Der Kostenrahmen allein ist schon ein starkes Stück. Zusammen mit der Aussage der "wirtschaftlich geringsten Risiken" wird es rotzfrech. Fand auch das Landgericht Duisburg, das keine "bedarfsgerechte Aufklärung", sondern nur eine "systematische Irreführung" des Mandanten erkennen konnte. Wenn die Anwaltskosten so hoch werden, dass die ganze Angelegenheit für den Mandanten wirtschaftlich sinnlos wird, dann muss der Anwalt das dem Mandanten vor Beginn der Tätigkeit ungefragt mitteilen.

Die Richter haben den Anwalt also links und rechts abgewatscht. Gut! Die letzte Aussage des Gerichts allerdings möchte ich erweitern: Ein Anwalt sollte seinen Mandanten ungefragt nicht nur in in den genannten Fällen der wirtschaftlichen Sinnlosigkeit, sondern IMMER vor Beginn seiner Tätigkeit über alle anfallenden Kosten schonungslos aufklären. Wenn er die genauen Kosten noch nicht nennen kann, sollte er eine realistische Obergrenze nennen. Änderungen, neue Erkenntnisse und neue Entwickungen sind dem Mandanten unverzüglich mitzuteilen und mit ihm zu besprechen.

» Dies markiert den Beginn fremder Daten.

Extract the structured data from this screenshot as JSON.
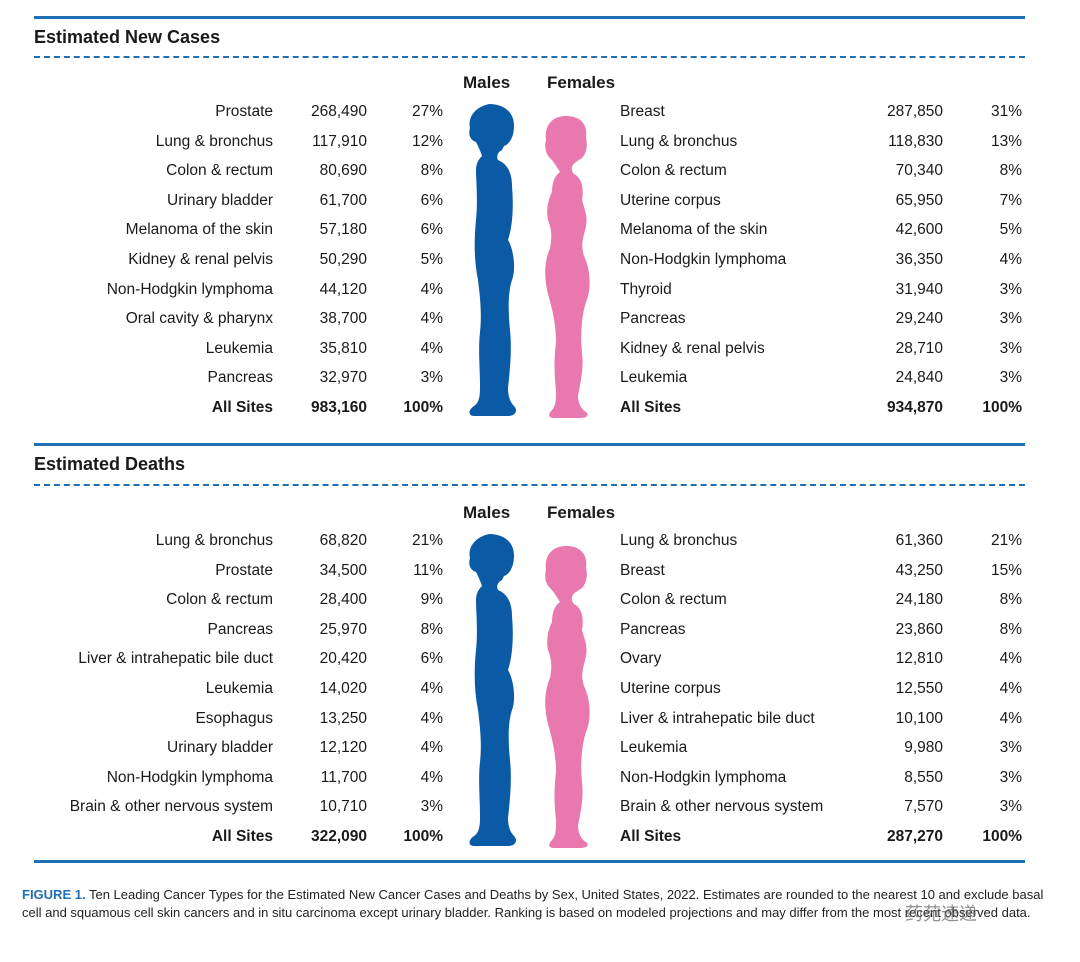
{
  "colors": {
    "accent": "#1f6fb5",
    "males": "#0b5aa6",
    "females": "#e878ad"
  },
  "chart_data": [
    {
      "type": "table",
      "title": "Estimated New Cases",
      "males_label": "Males",
      "females_label": "Females",
      "males": [
        {
          "site": "Prostate",
          "count": "268,490",
          "pct": "27%"
        },
        {
          "site": "Lung & bronchus",
          "count": "117,910",
          "pct": "12%"
        },
        {
          "site": "Colon & rectum",
          "count": "80,690",
          "pct": "8%"
        },
        {
          "site": "Urinary bladder",
          "count": "61,700",
          "pct": "6%"
        },
        {
          "site": "Melanoma of the skin",
          "count": "57,180",
          "pct": "6%"
        },
        {
          "site": "Kidney & renal pelvis",
          "count": "50,290",
          "pct": "5%"
        },
        {
          "site": "Non-Hodgkin lymphoma",
          "count": "44,120",
          "pct": "4%"
        },
        {
          "site": "Oral cavity & pharynx",
          "count": "38,700",
          "pct": "4%"
        },
        {
          "site": "Leukemia",
          "count": "35,810",
          "pct": "4%"
        },
        {
          "site": "Pancreas",
          "count": "32,970",
          "pct": "3%"
        },
        {
          "site": "All Sites",
          "count": "983,160",
          "pct": "100%"
        }
      ],
      "females": [
        {
          "site": "Breast",
          "count": "287,850",
          "pct": "31%"
        },
        {
          "site": "Lung & bronchus",
          "count": "118,830",
          "pct": "13%"
        },
        {
          "site": "Colon & rectum",
          "count": "70,340",
          "pct": "8%"
        },
        {
          "site": "Uterine corpus",
          "count": "65,950",
          "pct": "7%"
        },
        {
          "site": "Melanoma of the skin",
          "count": "42,600",
          "pct": "5%"
        },
        {
          "site": "Non-Hodgkin lymphoma",
          "count": "36,350",
          "pct": "4%"
        },
        {
          "site": "Thyroid",
          "count": "31,940",
          "pct": "3%"
        },
        {
          "site": "Pancreas",
          "count": "29,240",
          "pct": "3%"
        },
        {
          "site": "Kidney & renal pelvis",
          "count": "28,710",
          "pct": "3%"
        },
        {
          "site": "Leukemia",
          "count": "24,840",
          "pct": "3%"
        },
        {
          "site": "All Sites",
          "count": "934,870",
          "pct": "100%"
        }
      ]
    },
    {
      "type": "table",
      "title": "Estimated Deaths",
      "males_label": "Males",
      "females_label": "Females",
      "males": [
        {
          "site": "Lung & bronchus",
          "count": "68,820",
          "pct": "21%"
        },
        {
          "site": "Prostate",
          "count": "34,500",
          "pct": "11%"
        },
        {
          "site": "Colon & rectum",
          "count": "28,400",
          "pct": "9%"
        },
        {
          "site": "Pancreas",
          "count": "25,970",
          "pct": "8%"
        },
        {
          "site": "Liver & intrahepatic bile duct",
          "count": "20,420",
          "pct": "6%"
        },
        {
          "site": "Leukemia",
          "count": "14,020",
          "pct": "4%"
        },
        {
          "site": "Esophagus",
          "count": "13,250",
          "pct": "4%"
        },
        {
          "site": "Urinary bladder",
          "count": "12,120",
          "pct": "4%"
        },
        {
          "site": "Non-Hodgkin lymphoma",
          "count": "11,700",
          "pct": "4%"
        },
        {
          "site": "Brain & other nervous system",
          "count": "10,710",
          "pct": "3%"
        },
        {
          "site": "All Sites",
          "count": "322,090",
          "pct": "100%"
        }
      ],
      "females": [
        {
          "site": "Lung & bronchus",
          "count": "61,360",
          "pct": "21%"
        },
        {
          "site": "Breast",
          "count": "43,250",
          "pct": "15%"
        },
        {
          "site": "Colon & rectum",
          "count": "24,180",
          "pct": "8%"
        },
        {
          "site": "Pancreas",
          "count": "23,860",
          "pct": "8%"
        },
        {
          "site": "Ovary",
          "count": "12,810",
          "pct": "4%"
        },
        {
          "site": "Uterine corpus",
          "count": "12,550",
          "pct": "4%"
        },
        {
          "site": "Liver & intrahepatic bile duct",
          "count": "10,100",
          "pct": "4%"
        },
        {
          "site": "Leukemia",
          "count": "9,980",
          "pct": "3%"
        },
        {
          "site": "Non-Hodgkin lymphoma",
          "count": "8,550",
          "pct": "3%"
        },
        {
          "site": "Brain & other nervous system",
          "count": "7,570",
          "pct": "3%"
        },
        {
          "site": "All Sites",
          "count": "287,270",
          "pct": "100%"
        }
      ]
    }
  ],
  "caption": {
    "label": "FIGURE 1.",
    "text": "Ten Leading Cancer Types for the Estimated New Cancer Cases and Deaths by Sex, United States, 2022. Estimates are rounded to the nearest 10 and exclude basal cell and squamous cell skin cancers and in situ carcinoma except urinary bladder. Ranking is based on modeled projections and may differ from the most recent observed data."
  },
  "watermark": "药苑速递"
}
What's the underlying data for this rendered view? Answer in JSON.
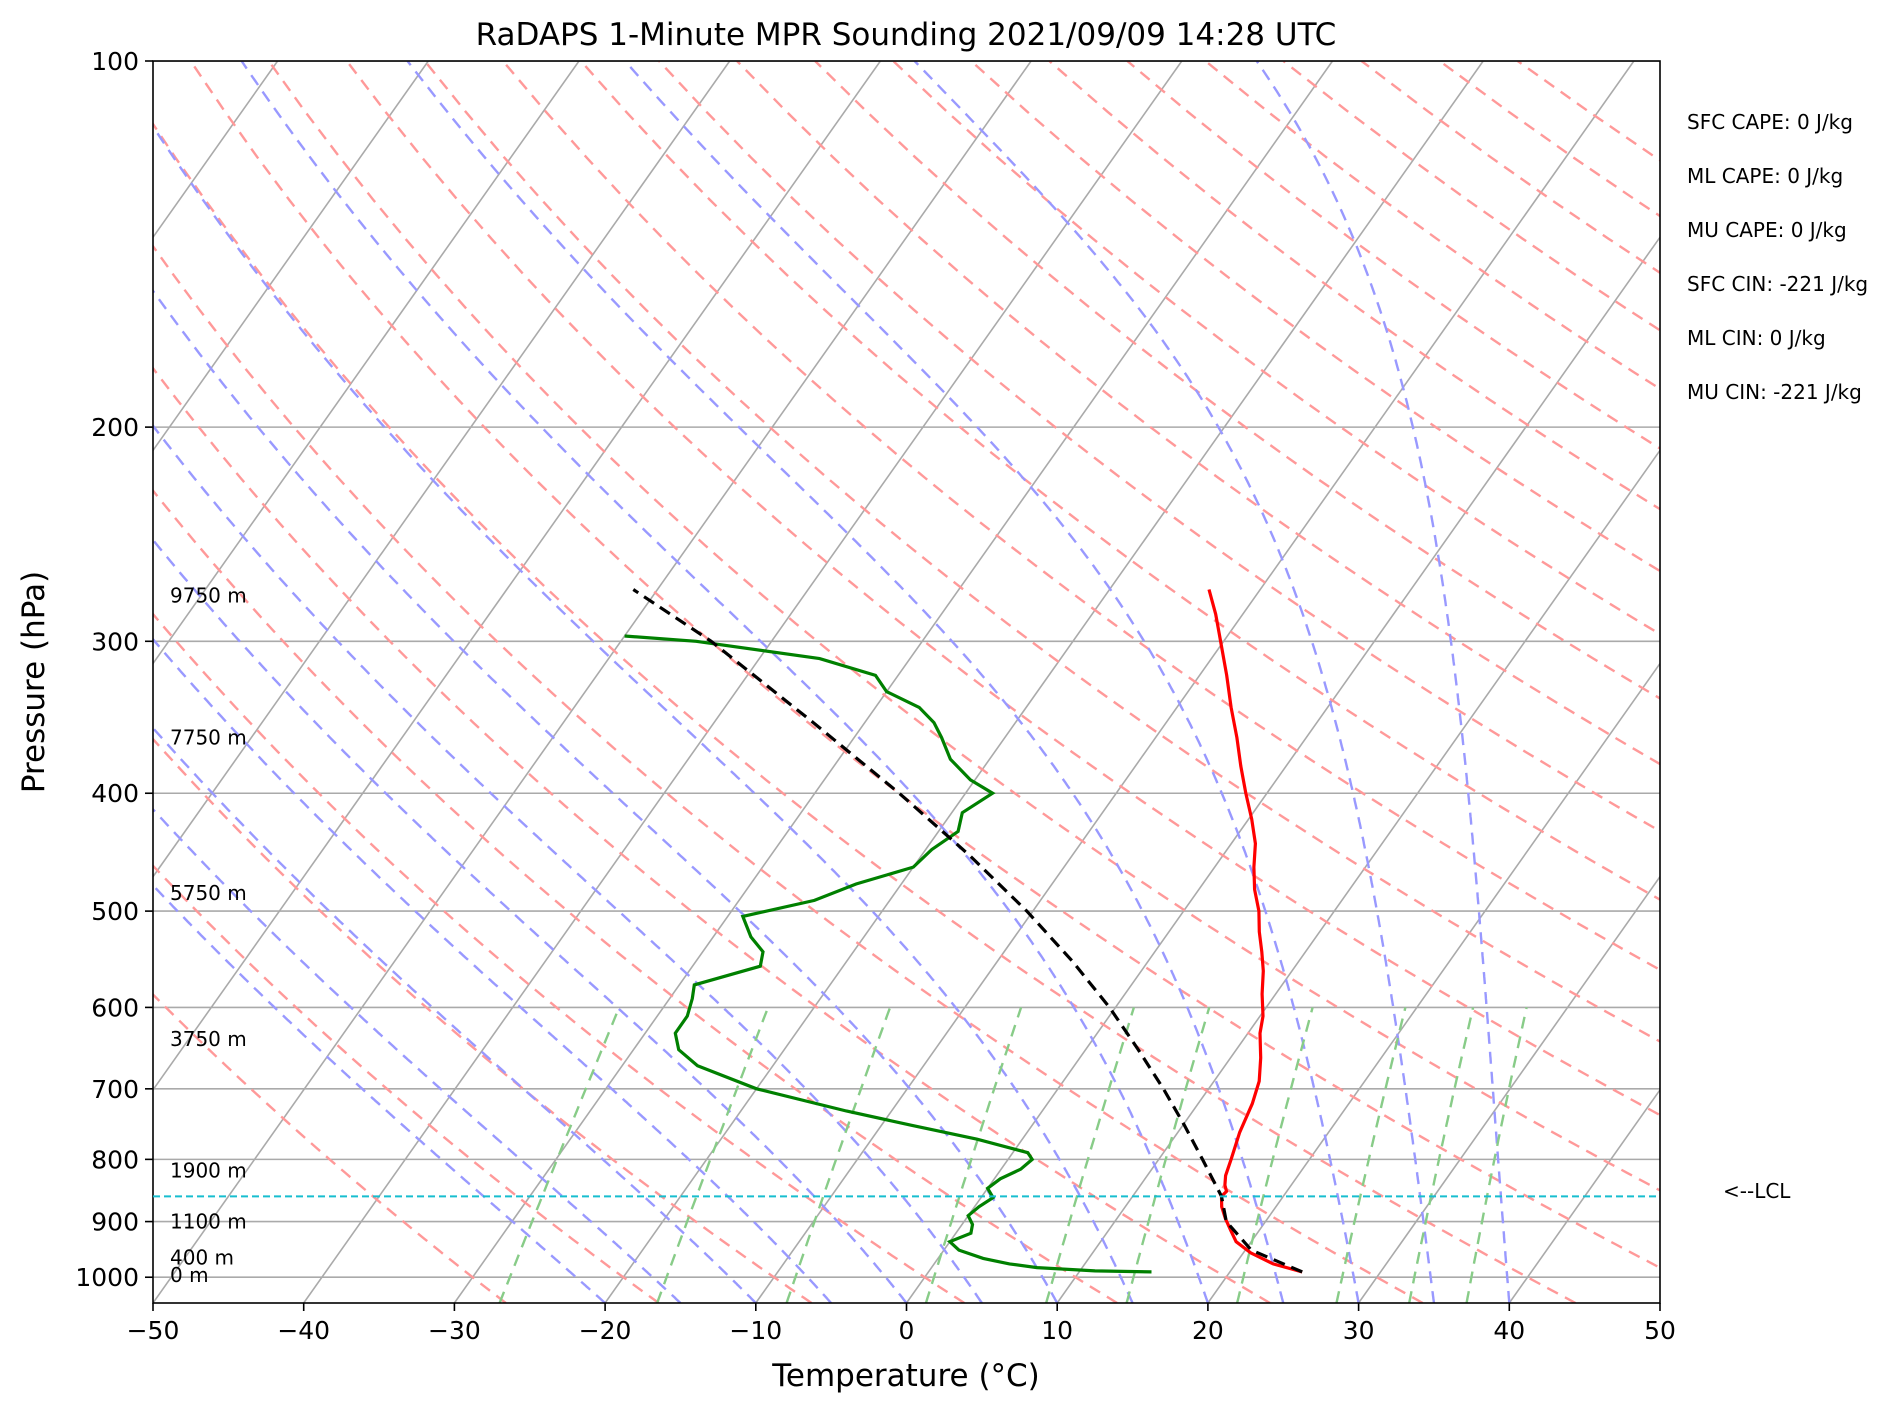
{
  "chart_data": {
    "type": "line",
    "chart_kind": "skew-T log-P sounding",
    "title": "RaDAPS 1-Minute MPR Sounding 2021/09/09 14:28 UTC",
    "xlabel": "Temperature (°C)",
    "ylabel": "Pressure (hPa)",
    "xlim": [
      -50,
      50
    ],
    "ylim": [
      1050,
      100
    ],
    "y_scale": "log",
    "x_ticks": [
      -50,
      -40,
      -30,
      -20,
      -10,
      0,
      10,
      20,
      30,
      40,
      50
    ],
    "x_tick_labels": [
      "−50",
      "−40",
      "−30",
      "−20",
      "−10",
      "0",
      "10",
      "20",
      "30",
      "40",
      "50"
    ],
    "y_ticks": [
      1000,
      900,
      800,
      700,
      600,
      500,
      400,
      300,
      200,
      100
    ],
    "y_tick_labels": [
      "1000",
      "900",
      "800",
      "700",
      "600",
      "500",
      "400",
      "300",
      "200",
      "100"
    ],
    "grid": true,
    "colors": {
      "temperature": "#ff0000",
      "dewpoint": "#008000",
      "parcel": "#000000",
      "isotherm": "#aaaaaa",
      "dry_adiabat": "#ff9999",
      "moist_adiabat": "#9999ff",
      "mixing_ratio": "#88cc88",
      "lcl": "#17becf"
    },
    "series": [
      {
        "key": "temperature",
        "p": [
          990,
          975,
          955,
          935,
          915,
          895,
          875,
          858,
          850,
          840,
          825,
          800,
          760,
          720,
          690,
          660,
          630,
          610,
          585,
          560,
          540,
          520,
          500,
          480,
          460,
          440,
          420,
          400,
          380,
          360,
          340,
          320,
          300,
          285,
          272
        ],
        "t": [
          24.8,
          22.5,
          20.5,
          19.0,
          18.1,
          17.2,
          16.4,
          15.9,
          16.0,
          15.6,
          15.2,
          14.8,
          14.1,
          13.6,
          13.0,
          12.0,
          10.8,
          10.2,
          9.1,
          8.1,
          7.1,
          6.0,
          5.0,
          3.7,
          2.6,
          1.6,
          0.2,
          -1.4,
          -3.0,
          -4.6,
          -6.4,
          -8.2,
          -10.2,
          -11.8,
          -13.4
        ]
      },
      {
        "key": "dewpoint",
        "p": [
          990,
          988,
          982,
          975,
          965,
          950,
          935,
          920,
          905,
          890,
          875,
          860,
          845,
          830,
          815,
          800,
          790,
          770,
          750,
          730,
          700,
          670,
          650,
          630,
          610,
          590,
          575,
          555,
          540,
          525,
          505,
          490,
          475,
          460,
          445,
          430,
          415,
          400,
          390,
          375,
          360,
          350,
          340,
          330,
          320,
          310,
          300,
          297
        ],
        "t": [
          14.8,
          11.0,
          7.0,
          5.0,
          3.0,
          1.0,
          0.0,
          1.0,
          0.7,
          0.0,
          0.3,
          0.8,
          0.0,
          0.4,
          1.3,
          1.6,
          1.0,
          -3.0,
          -8.0,
          -13.0,
          -20.0,
          -25.0,
          -27.0,
          -28.0,
          -28.0,
          -28.5,
          -29.0,
          -25.5,
          -26.0,
          -27.5,
          -29.0,
          -25.0,
          -23.0,
          -20.0,
          -19.6,
          -18.7,
          -19.3,
          -18.2,
          -20.3,
          -22.6,
          -24.2,
          -25.4,
          -27.1,
          -30.0,
          -31.5,
          -36.0,
          -45.0,
          -50.0
        ]
      },
      {
        "key": "parcel",
        "p": [
          990,
          950,
          900,
          858,
          800,
          750,
          700,
          650,
          600,
          550,
          500,
          450,
          400,
          350,
          300,
          272
        ],
        "t": [
          24.8,
          20.4,
          17.4,
          15.9,
          12.9,
          10.1,
          7.0,
          3.5,
          -0.4,
          -5.0,
          -10.4,
          -16.8,
          -24.4,
          -33.4,
          -44.0,
          -51.6
        ]
      }
    ],
    "height_labels": [
      {
        "text": "9750 m",
        "p": 275
      },
      {
        "text": "7750 m",
        "p": 360
      },
      {
        "text": "5750 m",
        "p": 483
      },
      {
        "text": "3750 m",
        "p": 637
      },
      {
        "text": "1900 m",
        "p": 817
      },
      {
        "text": "1100 m",
        "p": 900
      },
      {
        "text": "400 m",
        "p": 963
      },
      {
        "text": "0 m",
        "p": 996
      }
    ],
    "lcl": {
      "p": 858,
      "label": "<--LCL"
    },
    "indices": [
      "SFC CAPE: 0 J/kg",
      "ML CAPE: 0 J/kg",
      "MU CAPE: 0 J/kg",
      "SFC CIN: -221 J/kg",
      "ML CIN: 0 J/kg",
      "MU CIN: -221 J/kg"
    ],
    "mixing_ratio_lines_gkg": [
      0.4,
      1,
      2,
      4,
      7,
      10,
      16,
      24,
      32,
      40
    ]
  }
}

Das ist Transparenz und Service im Dienste des Mandanten - also des Auftraggebers. Denn die anwaltliche Beratungstätigkeit ist eine Dienstleistung. Der Mandant kriecht nicht mehr wie ein Bittsteller auf Knien in die Kanzlei und erhält, so Gott will, auf wundersame Weise irgendwann eine irgendwie geartete Leistung zu irgendeinem überraschenden Preis. Diese Zeiten sind glücklicherweise vorbei. Der heutige Mandant ist der Auftraggeber, der über die Art und Weise der Tätigkeit, die einzelnen Schritte, die einzelnen Deadlines, die Risiken und die einzelnen Kosten umfassend aufgeklärt werden will - und sollte.

Eine erhaltene urheberrechtliche Abmahnung von einem Anwalt überprüfen zu lassen, ist sinnvoll. In den meisten Fällen können zumindest die Kosten gesenkt und die geforderten Unterlassungserklärungen abgeändert werden. Die meisten Rechtsanwälte, die entsprechende Leistungen anbieten, machen die außergerichtliche Tätigkeit zum überschaubaren Pauschalpreis. Das ist nah an der Zielgruppe und zeitgemäß. Der geschilderte Fall ist sicherlich nicht die Regel - kommt aber so oder ähnlich leider immer noch zu oft vor.

Wie transparent ist Ihr Anwalt? Achten Sie darauf, wenn Sie mal wieder einen Anwalt brauchen. Denn letztlich bekommt jeder den Anwalt, den er verdient.